Творчески Хлебников определяется в годы первой мировой войны. Ее разрушительный характер он осмысливает сложным путем: от общечеловеческого к историко-национальному и только затем к социальному. Этот подход позволяет слить воедино широкие понятия с микрочастицами конкретных картин. Возникают яркие образы: «глаза войны с родиной на устах и уставом военно-полевых судов», «война-соломорезка», «войско песен» в поединке с прибоем мирового «торга, рынка». Звукосочетанием, подбором неожиданных синонимов поэт достигает большой выразительности. Постепенно прорастает в его творчестве первых послеоктябрьских лет тема революции как деятельности «творян», лепящих «глину поступков» «в свободной земле», строящих новую культуру отношений.
В. Каменский, напротив, был свободен от любых логических построений. Футуризм интересовал его возможностью «колоколить в бесшабашность», проявить «волю расстегнуту». Творчество понималось как размах вольной силы и соотносилось со «стихийной страной». Отсюда устойчивый интерес к Степану Разину. Этот образ у Каменского необычен, ибо объединял в себе черты одаренного певца и удалого бойца. В союзе поэзии и борьбы угадывал Каменский особое духовное состояние и своего времени. Неудивительно поэтому стремление спеть новую песню, найти новые ритмы и краски для образного выражения бурлящего жизненного потока, проторяющего для себя широкое, свободное русло.
Велика власть художественного слова в русском искусстве начала нашего столетия. Необычной мелодикой, оригинальным образным строем захватывают поэзия, проза, драматургия. Есть даже нечто сходное в тяге к новым формам совершенно различных художников. Означает ли это и общность, пусть частичную, их мироощущения? Думается, да.
В творчестве А. Блока долго и противоположно толковали повторяющиеся странные строки.
В драме «Роза и крест»:
Сердцу закон непреложный —
Радость — Страданье одно!
В лирическом цикле «Кармен»:
...Все — музыка и свет: нет счастья, нет измен...
Мелодией одной звучат печаль и радость...
Но я люблю тебя: я сам такой, Кармен.
Радость и страданье, печаль и радость — одно. Что это: пессимизм или, того обиднее, равнодушие к чувствам? Нет, конечно.
Блок пришел к необходимости вечного душевного движения, своей энергией переплавляющего боль, горечь, утраты в свершение, счастье открытия. Глубина переживания давала возможность понять эту метаморфозу, т. е. соотнести между собой ее слагаемые.

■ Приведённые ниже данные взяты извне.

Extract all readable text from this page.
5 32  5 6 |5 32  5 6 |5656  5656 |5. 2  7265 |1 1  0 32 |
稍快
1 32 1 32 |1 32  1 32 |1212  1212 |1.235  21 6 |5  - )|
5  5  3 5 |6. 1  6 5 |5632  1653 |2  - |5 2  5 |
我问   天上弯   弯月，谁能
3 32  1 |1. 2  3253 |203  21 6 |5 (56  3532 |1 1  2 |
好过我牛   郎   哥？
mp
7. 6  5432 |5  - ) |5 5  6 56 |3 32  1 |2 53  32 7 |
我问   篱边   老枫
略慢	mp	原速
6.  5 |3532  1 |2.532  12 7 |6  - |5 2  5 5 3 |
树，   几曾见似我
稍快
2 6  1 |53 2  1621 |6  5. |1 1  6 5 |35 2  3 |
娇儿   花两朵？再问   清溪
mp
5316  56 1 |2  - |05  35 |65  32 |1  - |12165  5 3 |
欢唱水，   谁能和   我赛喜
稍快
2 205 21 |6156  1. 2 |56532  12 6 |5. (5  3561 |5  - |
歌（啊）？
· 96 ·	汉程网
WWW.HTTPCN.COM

Таким выглядит блоковский человек. Он современник и соотечественник своего создателя. И — носитель вечной, всеэпохальной мудрости, вне которой сущность бытия останется полностью непостигнутой.
Этот образ так или иначе соприкоснулся с героями Куприна и Андреева, Бунина и Горького, Ремизова и Зайцева... У каждого освоение мира шло своим путем и приводило к неповторимым итогам. А внимание к духовным тайникам личности, открывающей в страданиях росток новой жизни, было одинаково всеподчиняющим.
К тем же прозрениям тяготела Ахматова. Измученное одиночеством сердце ее героини оказалось способным на полет «белой стаи» песен. Даже — на признание никому доселе не известной духовной связи:
Есть в близости людей заветная черта,
Ее не перейти влюбленности и страсти...
Мечта о новых возможностях человека вдохновляла поэтов. Позже Гумилев назовет ее «шестым чувством», во имя которого «кричит наш дух, изнемогает плоть».
Предощущение «шестого чувства» дало настрой всей литературе эпохи. Не о нем ли и сейчас «кричит наш дух»?